Dear all:
- I wrote a simple Python Script to download the Google Images.
- It could download all images of a specific Search Term on Google Image webpage
- How to set the environment and how to use it is on below
- I hope it could make some help for Sephra's project
- As J also use Python, I think he can understand the script and set the environment
1. Python Version and Libraries
1.1 Version
- Python 3.6 with anaconda3
- Chrome browser
1.2 Libraries
-
selenium : Could be installed easily by pip
- Reference : (https://github.com/SeleniumHQ/selenium)
- Notation : As the Google Image Search APIs could not be used since 2011, many developers now using this library to develop webpage crawlers
pip install selenium
2. Full Code
from selenium import webdriver
from selenium.webdriver.common.action_chains import ActionChains
import time
import urllib
import sys
# search URL
# 要搜索的网址
Url_Behind = "https://www.google.co.jp/search?q="
Url_SearchTerm = sys.argv[1] # 要搜索的词条 Search Term
Url_After = "&newwindow=1&source=lnms&tbm=isch&sa=X&ved=0ahUKEwjTqs6EwPDXAhXCa7wKHQzNAn0Q_AUICigB&biw=1920&bih=1069"
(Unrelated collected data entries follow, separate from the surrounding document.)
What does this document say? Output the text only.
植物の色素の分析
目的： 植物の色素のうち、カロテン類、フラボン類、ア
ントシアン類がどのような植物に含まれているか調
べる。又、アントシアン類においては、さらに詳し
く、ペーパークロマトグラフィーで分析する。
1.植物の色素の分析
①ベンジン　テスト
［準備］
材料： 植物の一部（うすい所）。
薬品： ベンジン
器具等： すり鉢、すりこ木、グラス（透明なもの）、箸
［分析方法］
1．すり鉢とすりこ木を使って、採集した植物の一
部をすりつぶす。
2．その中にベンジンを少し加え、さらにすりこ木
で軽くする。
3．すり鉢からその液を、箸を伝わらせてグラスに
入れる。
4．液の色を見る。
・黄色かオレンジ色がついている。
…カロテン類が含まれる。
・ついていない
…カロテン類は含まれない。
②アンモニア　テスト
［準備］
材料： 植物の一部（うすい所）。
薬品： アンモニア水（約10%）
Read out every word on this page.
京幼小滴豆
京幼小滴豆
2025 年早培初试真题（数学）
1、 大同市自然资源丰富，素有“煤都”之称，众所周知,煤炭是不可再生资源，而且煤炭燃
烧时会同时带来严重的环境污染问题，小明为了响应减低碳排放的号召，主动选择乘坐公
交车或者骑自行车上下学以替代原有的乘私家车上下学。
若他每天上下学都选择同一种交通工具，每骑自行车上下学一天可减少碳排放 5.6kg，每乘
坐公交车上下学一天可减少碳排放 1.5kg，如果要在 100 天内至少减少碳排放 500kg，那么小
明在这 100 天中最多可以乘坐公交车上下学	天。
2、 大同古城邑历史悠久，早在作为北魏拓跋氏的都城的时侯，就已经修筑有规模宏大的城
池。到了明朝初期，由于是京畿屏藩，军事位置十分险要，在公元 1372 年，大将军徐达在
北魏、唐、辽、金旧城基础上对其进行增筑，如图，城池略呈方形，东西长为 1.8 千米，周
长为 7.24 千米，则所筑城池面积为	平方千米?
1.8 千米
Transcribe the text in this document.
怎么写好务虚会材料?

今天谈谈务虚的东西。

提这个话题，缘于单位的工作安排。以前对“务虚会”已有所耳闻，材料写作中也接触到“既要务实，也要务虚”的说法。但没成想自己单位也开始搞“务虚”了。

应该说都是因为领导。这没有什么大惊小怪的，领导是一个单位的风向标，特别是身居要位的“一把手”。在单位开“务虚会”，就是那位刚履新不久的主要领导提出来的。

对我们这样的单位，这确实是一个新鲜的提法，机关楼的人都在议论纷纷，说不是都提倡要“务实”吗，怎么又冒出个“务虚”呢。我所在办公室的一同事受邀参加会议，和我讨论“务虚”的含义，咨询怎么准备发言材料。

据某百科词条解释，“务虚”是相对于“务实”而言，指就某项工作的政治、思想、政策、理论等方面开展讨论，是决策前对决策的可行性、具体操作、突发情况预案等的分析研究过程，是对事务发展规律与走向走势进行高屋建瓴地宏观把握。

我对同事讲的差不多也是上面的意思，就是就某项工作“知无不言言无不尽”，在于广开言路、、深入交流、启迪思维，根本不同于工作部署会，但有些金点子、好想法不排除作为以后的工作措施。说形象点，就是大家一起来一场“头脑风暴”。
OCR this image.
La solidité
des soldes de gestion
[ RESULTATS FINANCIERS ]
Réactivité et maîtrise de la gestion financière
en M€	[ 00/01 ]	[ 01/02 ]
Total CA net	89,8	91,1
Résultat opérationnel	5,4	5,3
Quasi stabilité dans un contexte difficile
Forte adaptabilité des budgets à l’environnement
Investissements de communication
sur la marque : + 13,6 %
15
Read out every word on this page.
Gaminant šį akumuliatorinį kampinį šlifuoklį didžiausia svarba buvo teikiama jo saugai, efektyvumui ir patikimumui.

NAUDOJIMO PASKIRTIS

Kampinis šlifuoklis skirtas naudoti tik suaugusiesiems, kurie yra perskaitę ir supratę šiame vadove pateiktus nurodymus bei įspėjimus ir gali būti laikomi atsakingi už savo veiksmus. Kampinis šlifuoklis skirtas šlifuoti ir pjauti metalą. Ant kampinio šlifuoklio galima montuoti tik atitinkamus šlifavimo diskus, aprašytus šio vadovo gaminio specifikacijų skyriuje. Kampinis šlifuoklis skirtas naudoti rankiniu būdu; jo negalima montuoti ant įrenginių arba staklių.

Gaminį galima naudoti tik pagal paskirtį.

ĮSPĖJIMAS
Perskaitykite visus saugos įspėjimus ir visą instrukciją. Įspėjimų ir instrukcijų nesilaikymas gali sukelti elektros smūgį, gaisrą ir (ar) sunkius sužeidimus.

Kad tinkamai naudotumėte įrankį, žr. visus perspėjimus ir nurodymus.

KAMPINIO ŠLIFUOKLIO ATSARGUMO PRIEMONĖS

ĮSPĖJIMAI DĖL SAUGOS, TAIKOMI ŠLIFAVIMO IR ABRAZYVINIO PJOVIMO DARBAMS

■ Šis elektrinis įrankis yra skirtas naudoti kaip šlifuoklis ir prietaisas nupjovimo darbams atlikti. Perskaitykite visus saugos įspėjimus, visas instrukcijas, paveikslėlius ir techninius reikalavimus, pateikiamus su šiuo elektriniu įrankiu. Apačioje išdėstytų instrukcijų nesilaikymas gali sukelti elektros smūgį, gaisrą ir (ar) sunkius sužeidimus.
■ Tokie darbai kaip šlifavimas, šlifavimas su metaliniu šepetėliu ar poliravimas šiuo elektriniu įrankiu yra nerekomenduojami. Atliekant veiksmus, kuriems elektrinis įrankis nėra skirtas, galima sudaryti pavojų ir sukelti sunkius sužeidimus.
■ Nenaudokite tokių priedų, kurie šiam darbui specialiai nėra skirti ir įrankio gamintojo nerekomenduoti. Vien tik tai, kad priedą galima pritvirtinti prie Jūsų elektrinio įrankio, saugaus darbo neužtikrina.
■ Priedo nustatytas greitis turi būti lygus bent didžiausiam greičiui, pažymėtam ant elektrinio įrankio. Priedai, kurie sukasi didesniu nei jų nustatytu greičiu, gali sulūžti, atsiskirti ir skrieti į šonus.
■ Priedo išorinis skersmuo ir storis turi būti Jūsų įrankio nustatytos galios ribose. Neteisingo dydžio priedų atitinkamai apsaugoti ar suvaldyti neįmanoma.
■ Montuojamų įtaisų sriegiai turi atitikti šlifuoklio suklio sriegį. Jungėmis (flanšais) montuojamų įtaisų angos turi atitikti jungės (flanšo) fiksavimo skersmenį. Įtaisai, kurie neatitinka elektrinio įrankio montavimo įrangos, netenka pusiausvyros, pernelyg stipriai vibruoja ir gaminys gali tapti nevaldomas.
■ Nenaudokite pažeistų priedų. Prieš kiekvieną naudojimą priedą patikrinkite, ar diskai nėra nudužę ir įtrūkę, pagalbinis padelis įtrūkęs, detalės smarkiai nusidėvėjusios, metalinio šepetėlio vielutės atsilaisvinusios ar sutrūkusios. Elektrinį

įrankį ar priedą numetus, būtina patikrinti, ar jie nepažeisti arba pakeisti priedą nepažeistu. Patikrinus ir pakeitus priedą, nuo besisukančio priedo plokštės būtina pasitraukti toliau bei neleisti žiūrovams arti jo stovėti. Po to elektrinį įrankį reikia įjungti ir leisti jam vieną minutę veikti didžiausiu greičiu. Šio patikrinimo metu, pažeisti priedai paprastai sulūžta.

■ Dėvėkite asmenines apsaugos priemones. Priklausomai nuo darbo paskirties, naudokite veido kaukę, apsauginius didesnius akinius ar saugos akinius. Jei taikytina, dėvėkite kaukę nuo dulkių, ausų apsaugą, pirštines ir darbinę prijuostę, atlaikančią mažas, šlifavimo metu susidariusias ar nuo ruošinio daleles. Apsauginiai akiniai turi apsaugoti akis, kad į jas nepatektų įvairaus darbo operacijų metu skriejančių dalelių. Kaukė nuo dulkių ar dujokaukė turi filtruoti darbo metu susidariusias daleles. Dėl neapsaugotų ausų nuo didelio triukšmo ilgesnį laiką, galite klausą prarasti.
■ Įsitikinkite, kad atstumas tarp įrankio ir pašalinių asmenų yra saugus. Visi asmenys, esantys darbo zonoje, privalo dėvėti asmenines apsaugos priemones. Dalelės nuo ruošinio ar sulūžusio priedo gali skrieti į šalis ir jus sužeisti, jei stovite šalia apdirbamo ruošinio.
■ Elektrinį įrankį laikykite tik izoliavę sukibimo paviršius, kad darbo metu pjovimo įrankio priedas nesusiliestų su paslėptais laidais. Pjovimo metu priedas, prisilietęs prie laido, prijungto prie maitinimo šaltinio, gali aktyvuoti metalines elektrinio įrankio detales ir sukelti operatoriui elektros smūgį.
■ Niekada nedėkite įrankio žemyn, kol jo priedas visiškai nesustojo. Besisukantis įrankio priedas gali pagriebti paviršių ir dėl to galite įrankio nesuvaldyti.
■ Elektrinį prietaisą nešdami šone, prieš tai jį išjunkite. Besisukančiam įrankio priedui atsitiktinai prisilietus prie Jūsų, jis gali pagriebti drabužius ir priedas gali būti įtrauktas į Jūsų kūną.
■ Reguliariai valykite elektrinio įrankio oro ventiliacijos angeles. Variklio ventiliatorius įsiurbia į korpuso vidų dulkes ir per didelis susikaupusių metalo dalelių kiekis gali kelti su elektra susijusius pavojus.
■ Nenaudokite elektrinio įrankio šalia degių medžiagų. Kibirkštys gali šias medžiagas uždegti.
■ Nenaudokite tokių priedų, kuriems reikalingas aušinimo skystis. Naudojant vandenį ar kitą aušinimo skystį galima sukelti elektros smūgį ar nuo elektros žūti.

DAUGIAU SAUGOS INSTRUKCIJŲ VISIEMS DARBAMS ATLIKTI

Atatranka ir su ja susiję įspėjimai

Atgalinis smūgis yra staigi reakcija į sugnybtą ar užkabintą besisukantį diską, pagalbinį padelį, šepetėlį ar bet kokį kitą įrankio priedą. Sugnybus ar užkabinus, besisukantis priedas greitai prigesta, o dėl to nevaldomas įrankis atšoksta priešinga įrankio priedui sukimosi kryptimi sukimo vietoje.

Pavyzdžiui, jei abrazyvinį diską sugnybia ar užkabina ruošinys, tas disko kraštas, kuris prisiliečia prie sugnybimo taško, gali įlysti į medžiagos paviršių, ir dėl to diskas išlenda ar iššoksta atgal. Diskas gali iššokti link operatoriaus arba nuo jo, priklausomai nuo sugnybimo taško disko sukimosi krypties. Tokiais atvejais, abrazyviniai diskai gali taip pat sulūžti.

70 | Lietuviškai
searchUrl = Url_Behind + Url_SearchTerm + Url_After
print(searchUrl)
# Chrome驱动器下载,配置过程详见下个章节
# Chrome Driver, How to configure it, please see next chapter
path = 'D:\\DATA\\chromedriver.exe'
# start Chrome
# 启动 Chrome
driver = webdriver.Chrome(path)
# Maximize the website window
# 网站窗口最大化, 因为每次爬取只能看到视窗内的图片
driver.maximize_window()
# start search
# 开始搜索
driver.get(searchUrl)
# scroll postion
# 模拟滚动窗口以浏览下载更多图片
pos = 0
# image id, 要下载的图片编号
m = 0
img_url_list = []
for i in range(20):
pos += i*500 # scroll down
js = "document.documentElement.scrollTop=%d" % pos
driver.execute_script(js)
time.sleep(1)
# Find Image
# 找到图片
ELEMENT = driver.find_elements_by_tag_name("img")
for element in ELEMENT:
# find image download URL
# 找到图片下载地址
IMG_URL = element.get_attribute('src')
if type(IMG_URL) == str and IMG_URL[8:17] == "encrypted":
img_url = IMG_URL
if img_url != None and (img_url not in img_url_list):
img_url_list.append(img_url)
m += 1
# Image save Dir and filename,could set by your self
# 图片保存地址和图片名,可以自己设置
filename = "D:\\DATA\\PicCrawler\\" + Url_SearchTerm + str(m) + ".jpg"
urllib.request.urlretrieve(img_url,filename)
print("Save Picture %s" %filename)
# show more images on webpage
# 点击网页的“显示更多图片按钮”,显示更多图片继续下载
click_btn = driver.find_element_by_id('smb')
ActionChains(driver).click(click_btn).perform()
# Close webpage
# 关闭网页
driver.close()
3. Usage
3.1 Download Chrome driver
- Download URL: (https://chromedriver.storage.googleapis.com/index.html?path=2.33/)
- Put the chromedriver.exe in the Dir showed in the code or the Dir your like.
path = 'D:\\DATA\\chromedriver.exe'
- You can set the path by yourself
3.2 Install selenium library
pip install selenium
3.3 Start Download
- You can execute the script with Term you want to search
- For instants, if you want to download the image of Soccer you can use like this:
python filename.py soccer
4. Discussion
- When you search a Term on Google Image, it usually only show less than 1000 images(Don't know Why!), The script only can download all the showed images, So if we can let the webpage show more images when search a Term, we can download more images.